RNA-mediated Disease Mechanism of Spinocerebellar Ataxia Type 10

Abstract

The pathogenic mechanisms of myotonic dystrophy types 1 and 2 (DM1 and DM2) have primarily been attributed to microsatellite repeat-expansion RNA mediating transdominant gain of function. Similar gain-of-function mechanisms by repeat-expansion RNA have been implicated in a growing number of dominant non-coding expansion disorders, including fragile X tremor ataxia syndrome (FXTAS), spinocerebellar ataxia type 8 (SCA8), spinocerebellar ataxia type 12 (SCA12), spinocerebellar ataxia type 31 (SCA31) and Huntington’s disease like 2 (HDL2), in which expanded repeats are located within non-coding regions.
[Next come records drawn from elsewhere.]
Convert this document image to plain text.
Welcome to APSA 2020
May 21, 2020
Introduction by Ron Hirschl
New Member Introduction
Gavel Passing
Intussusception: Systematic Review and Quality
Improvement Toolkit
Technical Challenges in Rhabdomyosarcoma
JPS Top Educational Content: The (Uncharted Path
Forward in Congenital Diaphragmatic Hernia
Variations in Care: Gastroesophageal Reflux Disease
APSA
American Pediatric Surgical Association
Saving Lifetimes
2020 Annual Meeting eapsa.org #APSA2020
Spinocerebellar ataxia type 10 (SCA10) is an autosomal dominant neurodegenerative disorder caused by unstable expansion of ATTCT repeats in intron 9 of ATXN10 gene on chromosome 22 q13.31. The mechanism by which the ATTCT expansion causes the SCA10 phenotype is still unknown. We have shown that the expansion mutation does not alter ATXN10 expression at the mRNA or protein level, indicating that neither a gain nor a loss of function of ataxin10 protein is likely the pathogenic mechanism of SCA10. Here we present data suggesting that, in SCA10, expanded AUUCU RNA triggers neuronal dysfunctions. We detected intranuclear AUUCU inclusions in SCA10 cells by RNAFISH, similar to other non-coding repeat expansion disorders. Furthermore, we characterized their intranuclear localization and nucleic acid contents, demonstrating that the inclusions are located at perinucleolar compartments and enriched for the AUUCU expansion, but not intronic flanking sequences. We identified several RNA-binding proteins interacting with expanded AUUCU repeats and studied their colocalization with the inclusions. Interestingly, one of these proteins, which is a splicing factor, misregulated the expression of its neurally enriched paralog at the level of alternative splicing. Although SCA10 differs in the key protein and downstream mechanisms that lead to neurodegenration, its pathogenic mechanism resembles DM1 and DM2 in that noncoding expanded repeat RNA accumulates in cells and sequesters key protein(s).